Step 3: Division means multiplying by the reciprocal: $\frac{2}{2u + 3} \times \frac{3}{2u + 3} \times \frac{(2u + 3)(2u - 3)}{2}.$

Step 4: Simplify: $\frac{6(2u - 3)}{(2u + 3)^2}.$

Final Answer: $\frac{6(2u - 3)}{(2u + 3)^2}$.

4. Simplify

$\frac{x^2 - 9}{x^2 + 5x + 4} \times \frac{x^2 - 1}{x^2 + 6x + 9}$

Step 1: Factorize:

• $x^2 - 9 = (x - 3)(x + 3)$,
• $x^2 + 5x + 4 = (x + 4)(x + 1)$,
• $x^2 - 1 = (x - 1)(x + 1)$,
• $x^2 + 6x + 9 = (x + 3)(x + 3)$.

Step 2: Rewrite the expression: $\frac{(x - 3)(x + 3)}{(x + 4)(x + 1)} \times \frac{(x - 1)(x + 1)}{(x + 3)(x + 3)}.$

Step 3: Combine numerators and denominators: $\frac{(x - 3)(x + 3)(x - 1)(x + 1)}{(x + 4)(x + 1)(x + 3)(x + 3)}.$

Step 4: Cancel common terms:

• Cancel $x + 1$ and one $x + 3$: $\frac{(x - 3)(x - 1)}{(x + 4)(x + 3)}.$

Final Answer: $\frac{(x - 3)(x - 1)}{(x + 4)(x + 3)}$.

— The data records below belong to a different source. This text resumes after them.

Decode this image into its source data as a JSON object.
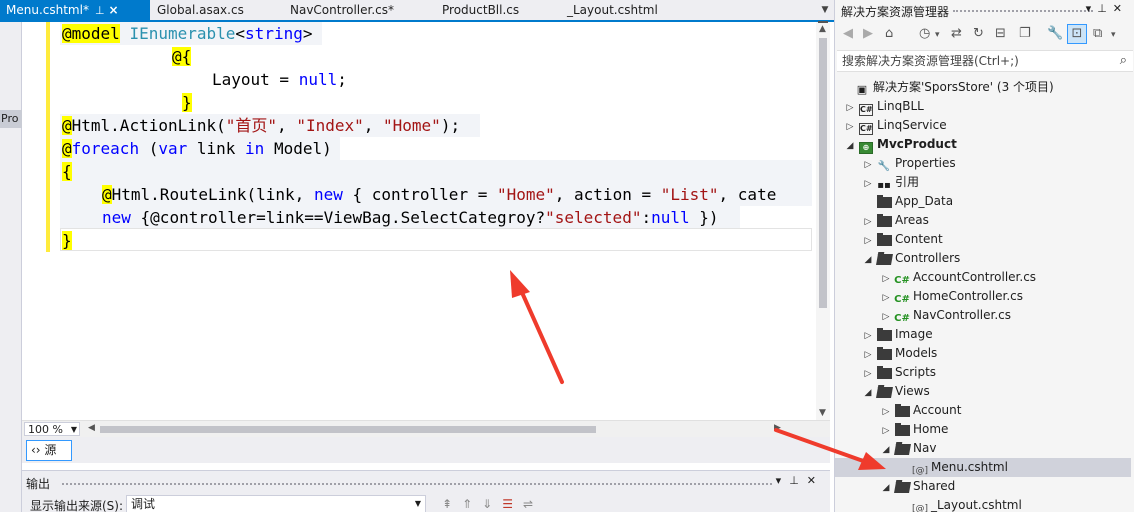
{
  "tabs": [
    {
      "label": "Menu.cshtml*",
      "active": true
    },
    {
      "label": "Global.asax.cs",
      "active": false
    },
    {
      "label": "NavController.cs*",
      "active": false
    },
    {
      "label": "ProductBll.cs",
      "active": false
    },
    {
      "label": "_Layout.cshtml",
      "active": false
    }
  ],
  "left_panel_label": "Pro",
  "code": {
    "line1": [
      "@model",
      " ",
      "IEnumerable",
      "<",
      "string",
      ">"
    ],
    "line2": [
      "@{"
    ],
    "line3": [
      "Layout",
      " = ",
      "null",
      ";"
    ],
    "line4": [
      "}"
    ],
    "line5": [
      "@",
      "Html.ActionLink(",
      "\"首页\"",
      ", ",
      "\"Index\"",
      ", ",
      "\"Home\"",
      ");"
    ],
    "line6": [
      "@",
      "foreach",
      " (",
      "var",
      " link ",
      "in",
      " Model)"
    ],
    "line7": [
      "{"
    ],
    "line8": [
      "@",
      "Html.RouteLink(link, ",
      "new",
      " { controller = ",
      "\"Home\"",
      ", action = ",
      "\"List\"",
      ", cate"
    ],
    "line9": [
      "new",
      " {@controller=link==ViewBag.SelectCategroy?",
      "\"selected\"",
      ":",
      "null",
      " })"
    ],
    "line10": [
      "}"
    ]
  },
  "zoom": "100 %",
  "source_tab": "源",
  "output": {
    "title": "输出",
    "source_label": "显示输出来源(S):",
    "source_value": "调试"
  },
  "solution_explorer": {
    "title": "解决方案资源管理器",
    "search_placeholder": "搜索解决方案资源管理器(Ctrl+;)",
    "tree": [
      {
        "label": "解决方案'SporsStore' (3 个项目)"
      },
      {
        "label": "LinqBLL"
      },
      {
        "label": "LinqService"
      },
      {
        "label": "MvcProduct"
      },
      {
        "label": "Properties"
      },
      {
        "label": "引用"
      },
      {
        "label": "App_Data"
      },
      {
        "label": "Areas"
      },
      {
        "label": "Content"
      },
      {
        "label": "Controllers"
      },
      {
        "label": "AccountController.cs"
      },
      {
        "label": "HomeController.cs"
      },
      {
        "label": "NavController.cs"
      },
      {
        "label": "Image"
      },
      {
        "label": "Models"
      },
      {
        "label": "Scripts"
      },
      {
        "label": "Views"
      },
      {
        "label": "Account"
      },
      {
        "label": "Home"
      },
      {
        "label": "Nav"
      },
      {
        "label": "Menu.cshtml"
      },
      {
        "label": "Shared"
      },
      {
        "label": "_Layout.cshtml"
      }
    ]
  },
  "colors": {
    "accent": "#007acc",
    "highlight": "#ffff00",
    "keyword": "#0000ff",
    "type": "#2b91af",
    "string": "#a31515",
    "annotation": "#ef3b2c"
  }
}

Do you have any specific questions or would you like further clarifications?

Related Questions

1. What is the importance of factoring in simplifying algebraic fractions?
2. How do you simplify division of fractions involving polynomials?
3. How does recognizing common terms help in simplifying expressions?
4. Can LCD methods apply to rational expressions with variables?
5. What steps ensure accuracy when simplifying complex fractions?

Tip: Always double-check your work for errors by substituting a simple value (e.g., $x = 1$) into the original and simplified expressions to see if they match.